We were nearing Mirkwood when the scouts caught us. One moment we were walking in near-silence, and next we were surrounded by elven archers, dressed in the greens of Mirkwood. Smeagol cowered, and I immediately leapt forward to his defence.

"Don't hurt him!" I cried, drawing him to me, and shielding him with the cloak from Lothlorien.

"Where are you two going, so close to Mirkwood?" one of the archers asked.

"We are headed for the northern pass of the mountains, and the ford at the Old Forest Road, that we may come out on the other side of the Misty Mountains on the Great East Road, and from there continue west across Middle Earth. Our destination is our own." I said levelly.

"And who are you, to travel so boldly here?" the elf asked haughtily. He was really getting on my nerves.

"Our names are our own, to be given as we please." I retorted.

"Since you will not co-operate, we will take you with us." The elves moved quickly, separating me and Smeagol. He screamed his terror and rage at them, while I struggled as they held my arms.

"Stop it! You're hurting him! Stop!" I shouted. They did not stop.

"Sir!" one of the elves holding me back said. The haughty elf turned.

"What?"

"She wears a cloak and badge of Lorien, and her knife and ring are elven made." The captain stared at me for a moment.

"Release her." They did, and I ran to Smeagol, who lay curled and sobbing.

"Let him be - what has he done to you?" I asked.
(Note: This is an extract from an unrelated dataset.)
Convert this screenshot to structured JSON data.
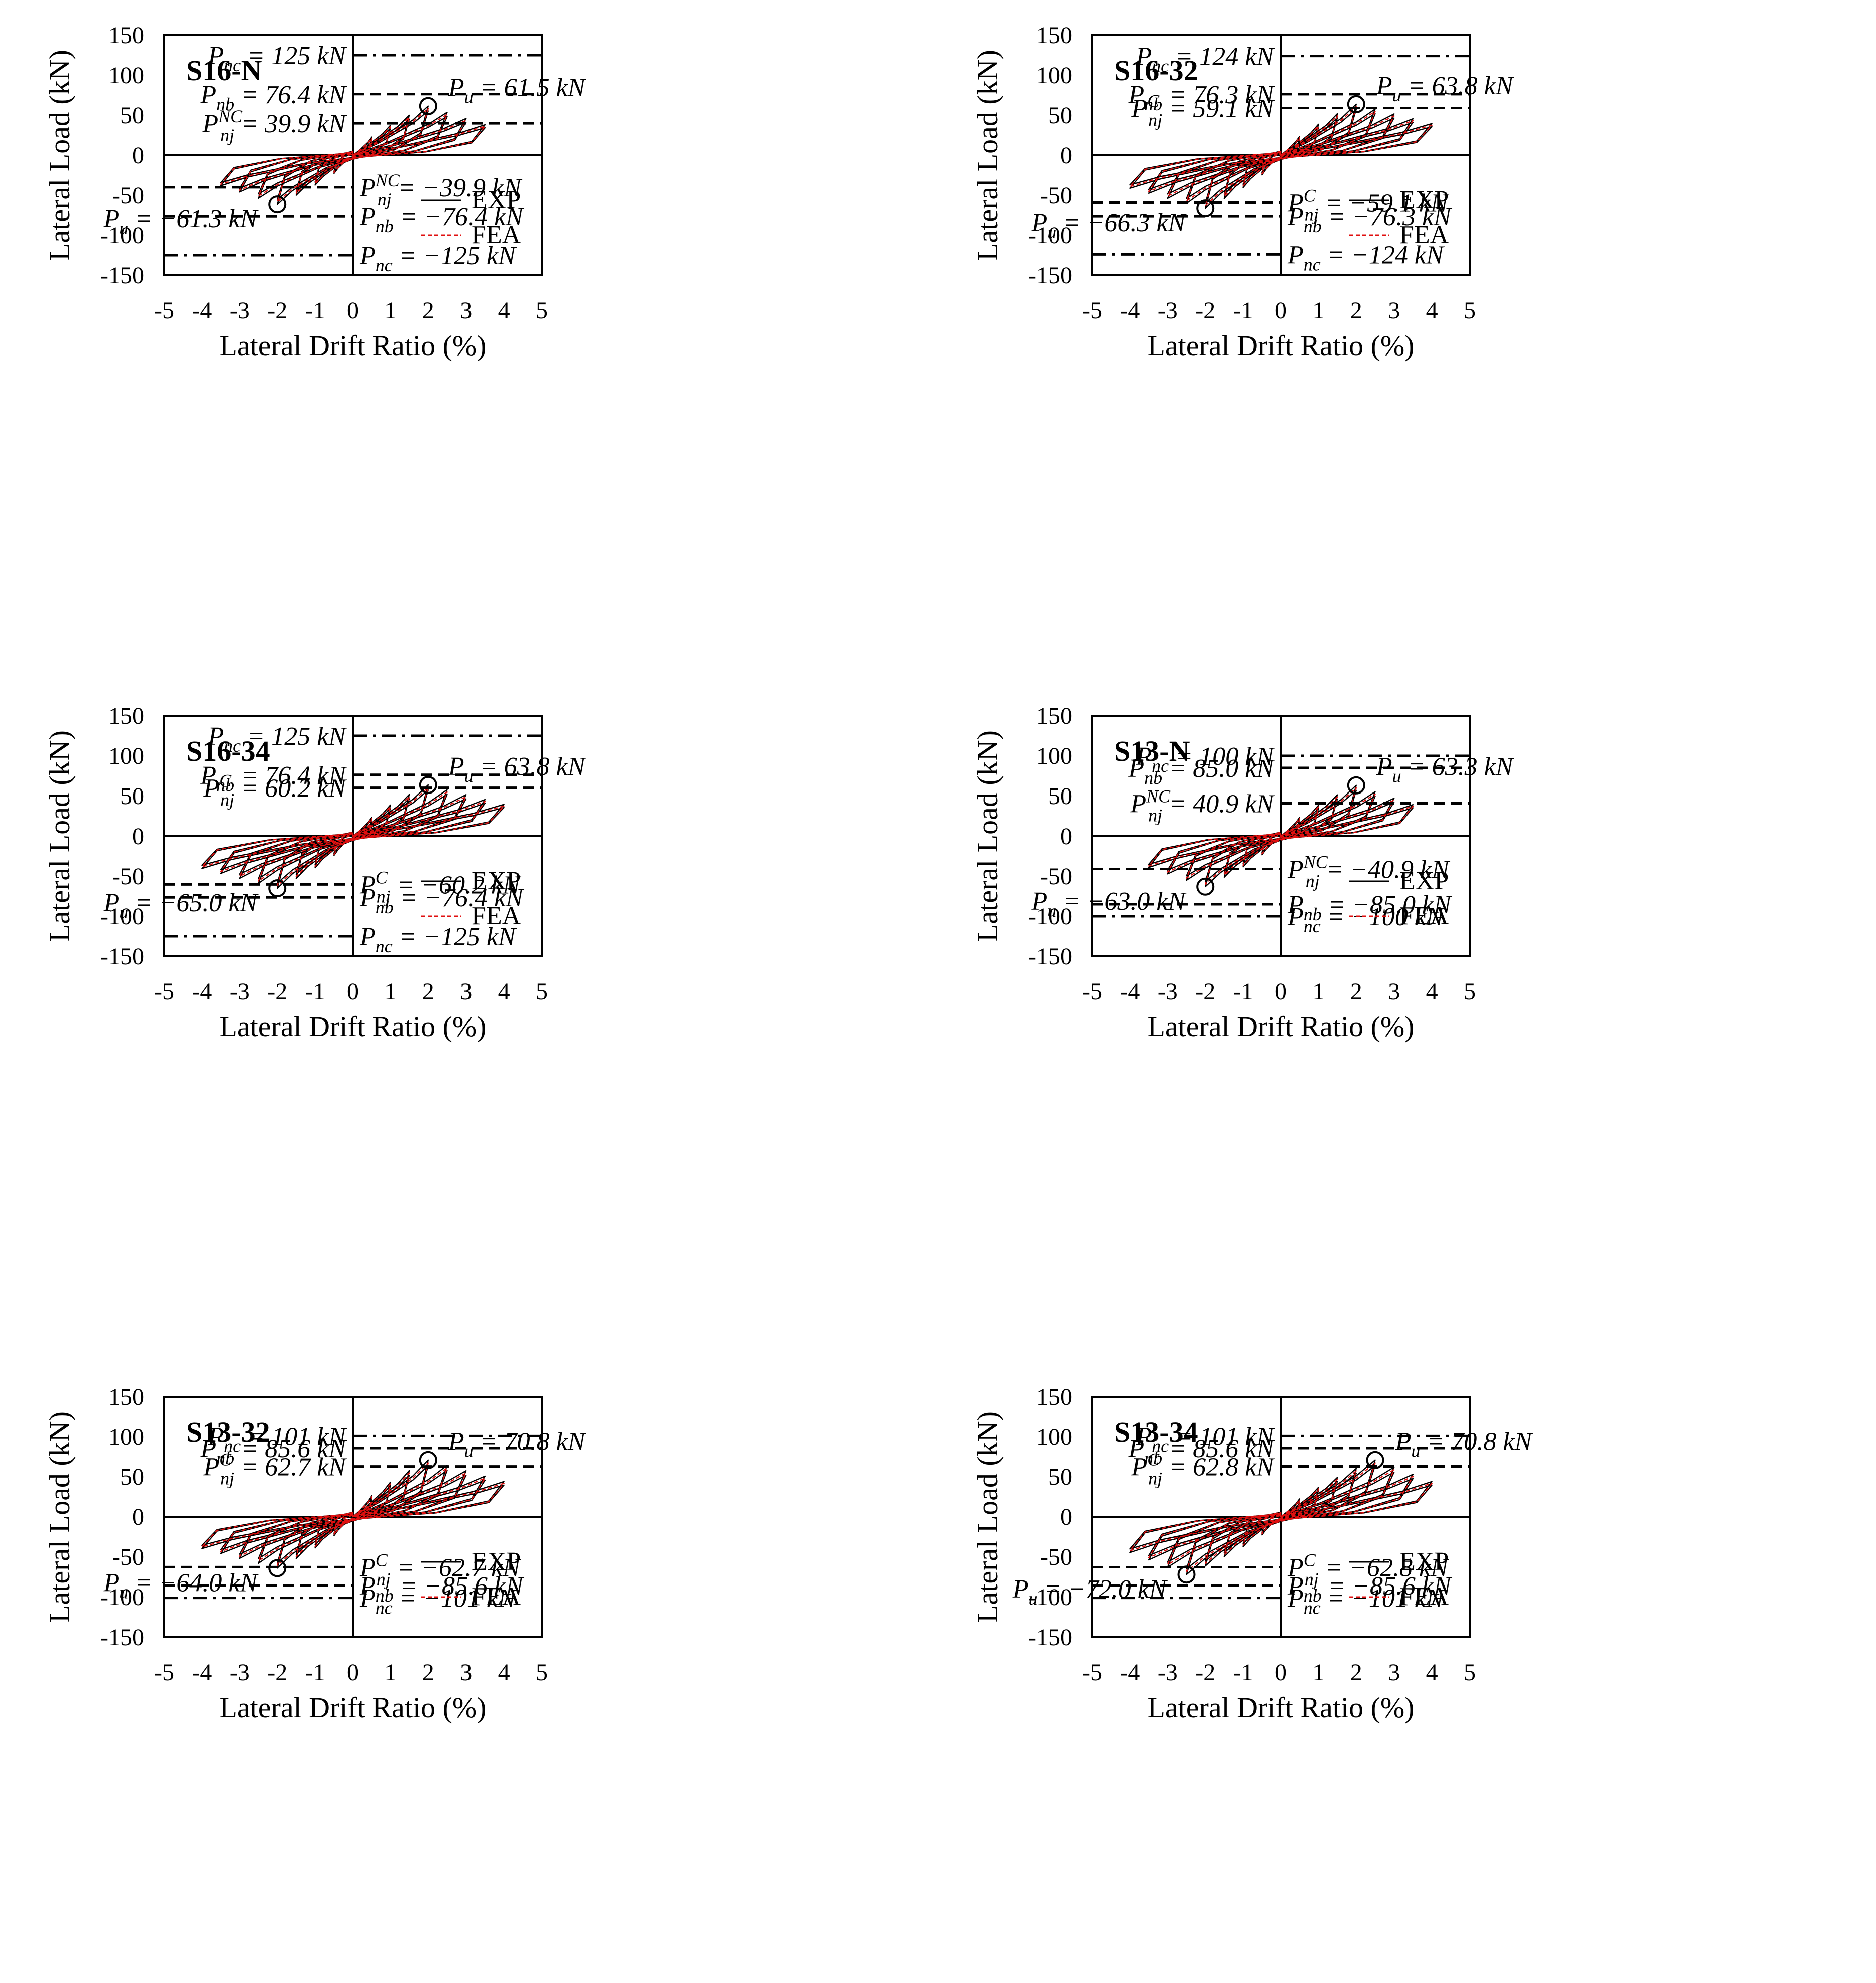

I leaned over him, and the elves moved away. "Smeagol? Smeagol, it's me. Listen Smeagol, they won't hurt you any more." I glared at their leader. "I won't let them. Take my hand Smeagol." I held it out, and he slowly raised his head, and grabbed my bandaged hand. He clung close to me, half-shrouded in my cloak.

"Where did you get the cloak and knife?" the captain asked, trying to bully me into answering.

"The cloak, pin and ring are from Lothlorien, and were a gift from the Lady of the Wood. The knife is from Rivendell and was a gift from my brother."

"And who might your brother be?" I did not answer him, merely stared defiantly, one arm around Smeagol.

"Bring them." The captain said, and strode off.